Meski tak terlalu tebal, buku ini cukup padat dalam menggambarkan bagaimana cuplikan politikus di Indonesia untuk mencapai kekuasaan. Johar memiliki visi dan misi untuk memajukan koperasi, padahal sesungguhnya ia mengincar kursi menteri. Perlahan kekaguman Sigi menjadi luntur karena Johar tak lagi seperti di masa mudanya yang berjuang demi idealisme. Menurut Sigi, politik bisa mengubah banyak hal termasuk sifat seseorang. Dialog antara Sigi dan Timur juga dibangun dalam suasana yang tak romantis namun justru intelek. Sigi bertanya banyak soal politik dan bagaimana Timur ingin mengembangkan Partai Indonesia Setara yang ingin dikembangkannya.

Melalui Timur, kita memperoleh pembelajaran dan teori politik dunia yang populer tanpa perlu membuka buku ensiklopedi. Penulis terlihat sudah melakukan riset yang detil soal dunia politik meski hal itu di luar kebiasaannya. Alanda adalah seorang gadis yang sudah banyak mendirikan organisasi muda dan menyelenggarakan konferensi tingkat nasional. Dunia politik adalah asing baginya. Namun Alanda berani keluar dari zona nyaman lalu menulis buku ini.

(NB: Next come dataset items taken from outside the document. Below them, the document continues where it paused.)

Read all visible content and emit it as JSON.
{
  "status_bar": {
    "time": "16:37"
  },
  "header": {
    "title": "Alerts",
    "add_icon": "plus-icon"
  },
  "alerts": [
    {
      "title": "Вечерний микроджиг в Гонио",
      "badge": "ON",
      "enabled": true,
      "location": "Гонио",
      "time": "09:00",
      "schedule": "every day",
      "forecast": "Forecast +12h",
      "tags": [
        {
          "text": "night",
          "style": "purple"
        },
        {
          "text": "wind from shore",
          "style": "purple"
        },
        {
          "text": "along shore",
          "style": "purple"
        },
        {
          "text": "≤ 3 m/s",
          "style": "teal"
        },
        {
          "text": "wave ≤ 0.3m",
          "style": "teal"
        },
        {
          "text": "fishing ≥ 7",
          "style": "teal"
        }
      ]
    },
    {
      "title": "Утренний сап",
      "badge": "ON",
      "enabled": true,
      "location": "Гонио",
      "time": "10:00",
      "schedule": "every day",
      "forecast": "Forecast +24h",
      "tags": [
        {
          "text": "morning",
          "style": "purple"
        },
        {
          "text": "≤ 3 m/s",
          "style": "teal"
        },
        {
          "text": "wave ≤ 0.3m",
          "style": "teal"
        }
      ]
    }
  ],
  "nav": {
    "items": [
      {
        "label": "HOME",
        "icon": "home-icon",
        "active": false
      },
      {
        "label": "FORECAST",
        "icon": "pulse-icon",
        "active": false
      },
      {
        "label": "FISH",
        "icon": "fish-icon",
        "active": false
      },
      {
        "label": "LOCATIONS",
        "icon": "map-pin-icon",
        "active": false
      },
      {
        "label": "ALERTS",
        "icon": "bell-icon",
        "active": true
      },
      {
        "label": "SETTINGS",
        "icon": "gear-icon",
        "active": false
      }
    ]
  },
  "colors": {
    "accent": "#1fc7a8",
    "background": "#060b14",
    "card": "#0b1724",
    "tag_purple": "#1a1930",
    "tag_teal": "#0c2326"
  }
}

Hal yang juga menjadi titik berat dari novel Sophismata adalah nuansa feminis yang diwakilkan oleh pemikiran dan dilema yang harus dihadapi Sigi. Bisa dibilang mengambil Sigi sebagai titik utama cerita adalah sebagai duta yang membawa pesan tersirat agar posisi perempuan lebih dihargai termasuk di dunia politik sekalipun. Kritik lainnya adalah bagamana strata pendidikan bisa menjadi batu sandungan seseorang yang hasil kerjanya sangat baik, tetapi tak bisa naik jenjang karirnya, hanya karena belum S2. Sigi yang merasa punya kompetensi setelah tiga tahun bekerja di bawah naungan Johar tanpa cela, tak bisa menjadi Staf Ahli hanya karena belum menempuh pendidikan magister atau S2. Seperti pada cuplikan ini.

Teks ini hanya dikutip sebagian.